When Zhen arrives on the island, Ellen tries to soften the blow by taking her hand, addressing her maternally, and telling her that “[t]he world is over” (284). This is a proclamation that should immediately be questionable if the reader has been following the narrative closely. In the following chapter, the narrator takes over, explaining that “COVID had left them vulnerable in a different way; they thought they knew how to act […]. But it came differently this time, as disaster always does. It was too deadly and too quick” (285). This serves to highlight that The Future takes place in the future, years after the COVID-19 experience. This meta-fictive move is heightened by the list of reading materials on offer to Zhen: Many of the books mentioned are fictional depictions of near-future dystopias, books to which the author owes an artistic debt. They include Station Eleven, The Road, and Margaret Atwood’s Oryx and Crake (her name will also appear in the Acknowledgments).

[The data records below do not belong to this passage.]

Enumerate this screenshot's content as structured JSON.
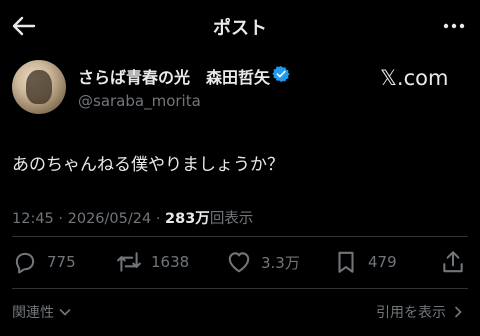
{
  "header": {
    "title": "ポスト",
    "back_icon": "arrow-left-icon",
    "more_icon": "more-horizontal-icon"
  },
  "author": {
    "display_name": "さらば青春の光　森田哲矢",
    "handle": "@saraba_morita",
    "verified": true,
    "verified_color": "#1d9bf0"
  },
  "watermark": "𝕏.com",
  "post": {
    "text": "あのちゃんねる僕やりましょうか？",
    "time": "12:45",
    "date": "2026/05/24",
    "views_count": "283万",
    "views_label": "回表示"
  },
  "actions": {
    "replies": "775",
    "reposts": "1638",
    "likes": "3.3万",
    "bookmarks": "479"
  },
  "footer": {
    "related_label": "関連性",
    "quotes_label": "引用を表示"
  },
  "colors": {
    "background": "#000000",
    "text": "#e7e9ea",
    "muted": "#71767b",
    "divider": "#2f3336"
  }
}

The devolution of Zhen’s ethical standards echoes Martha’s earlier lectures regarding retribution: “This is the pattern of the rule of salt. Imagining bad futures creates fear and fear creates bad futures” (312). Because Lenk, Zimri, and Ellen all have knowledge of the lengths to which the others have gone to protect themselves, they are unable to trust each other and actively work to undermine—even murder—their perceived opponents. The big three technology companies already have plans in place to “take over a few countries” (314), as Lenk puts it, for the sake of “stability,” as Ellen puts it. Their vision of stability is a vision of ultimate power, in which the three companies become governments in their own right. Zhen recognizes this and decides to save herself from their schemes. Still, as the suit reminds her, she could “never have stayed away, once [she] knew” (352). As Part 6 will reveal, Zhen knows a lot more than she’s letting on.